Le paradis des vauriens – Wendall UTROI

« Dans ce nouveau roman, j’ai voulu donner vie à deux enfants blessés : Kalya, d’origine tsigane, que recueille un ferrailleur, et Sans-Nom, un gamin un peu chétif, fils d’une prostituée. L’histoire prend sa source dans les plaines du Nord au milieu des années 30 et vient mourir dans le Sud-Est de la France beaucoup plus tard. Deux lieux, deux époques et deux terribles destins. Aimer le destin, c’est le forcer à vous écouter pour que, un jour, à son tour, il vous aime un peu. J’ai une affection particulière pour ces deux personnages. Ils m’habitent depuis toujours. Je voudrais tellement qu’ils entrent dans vos vies. »
Wendall Utroi

Tout d’abord je tiens à remercier chaudement les Éditions Slatkine & Cie de m’avoir donné l’opportunité de lire le nouveau roman de Wendall Utroi, auteur que j’affectionne particulièrement pour la beauté de sa plume et le profond affect qu’il place dans ses histoires et surtout dans ses personnages. Je l’avais constaté dans ses romans précédents, ses protagonistes sont fondamentalement humains et faillibles et ils restent longtemps dans notre cœur. Pour exemple, je citerai Ava, personnage principal du roman Les yeux d’Ava, paru précédemment sous le titre La tête du lapin bleu (en lire la chronique) qui fut inoubliable pour moi, plus encore que les autres.

Il est difficile de faire entrer les livres de Wendall dans des cases car ce sont surtout, avant d’être des romans de genre, des romans de personnages et d’histoires de vie. Le paradis des vauriens ne fait pas exception à la règle. Je serais d’ailleurs bien en peine de décider si c’est un roman noir ou s’il fait partie de la littérature blanche. Les deux sûrement… mais c’est surtout, une fois encore, un roman de personnages. Hugo, Sans-Nom, Lucia et Kalya marqueront ma mémoire de lectrice car ils sont vivants, entiers, réalistes, avec une psychologie fouillée et parce que nous nous prenons à les aimer même lorsqu’ils commettent des erreurs, voire des horreurs.

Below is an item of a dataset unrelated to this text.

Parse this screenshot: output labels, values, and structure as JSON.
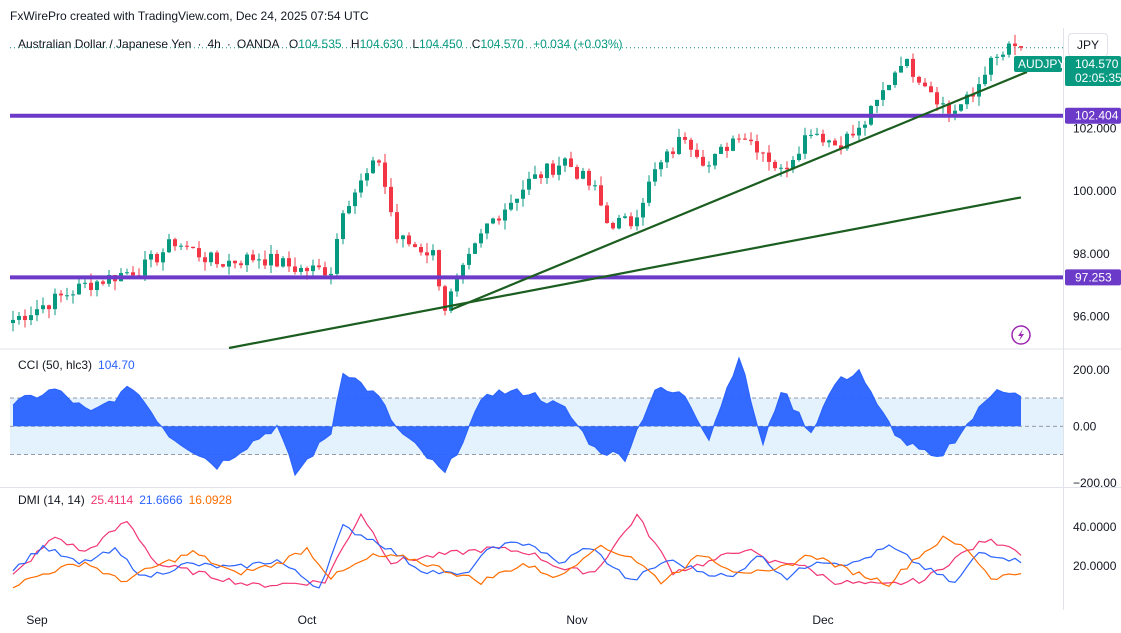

Wendall Utroi aime profondément ces êtres cabossés, mais qui ne lâchent jamais rien, qui se relèvent et restent debout malgré tout. et leur prête vie à sa façon si particulière pour nous livrer, comme toujours, un roman de cœur.

C’est avec des mots qui, tour à tour, frappent et flagellent ou caressent et apaisent, que l’auteur traite de sujets graves et récurrents dans son œuvre : la misère, l’injustice, l’amour, la haine, l’amitié, la condition de la femme, la violence, l’addiction, les secrets de famille, les sectes… je vous les jette pêle-mêle. Au détour d’une page, l’horreur nous est assenée sans nous ménager mais sans tomber non plus dans la surenchère dramatique. Le résultat en est une histoire romanesque, très émouvante et intense qui nous malmène nous aussi et nous ferait facilement passer du rire aux larmes. Pour le moins j’ai eu le cœur serré plusieurs fois en découvrant les aventures de Sans-Nom et de Kalya, ainsi que cette fin magnifique à laquelle je ne m’attendais pas le moins du monde. Je n’ai pas pu m’empêcher de noter que le jeune homme, épris de liberté, était né un 20 mars, jour du printemps et de son hirondelle emblématique, comme Wendall… et comme moi.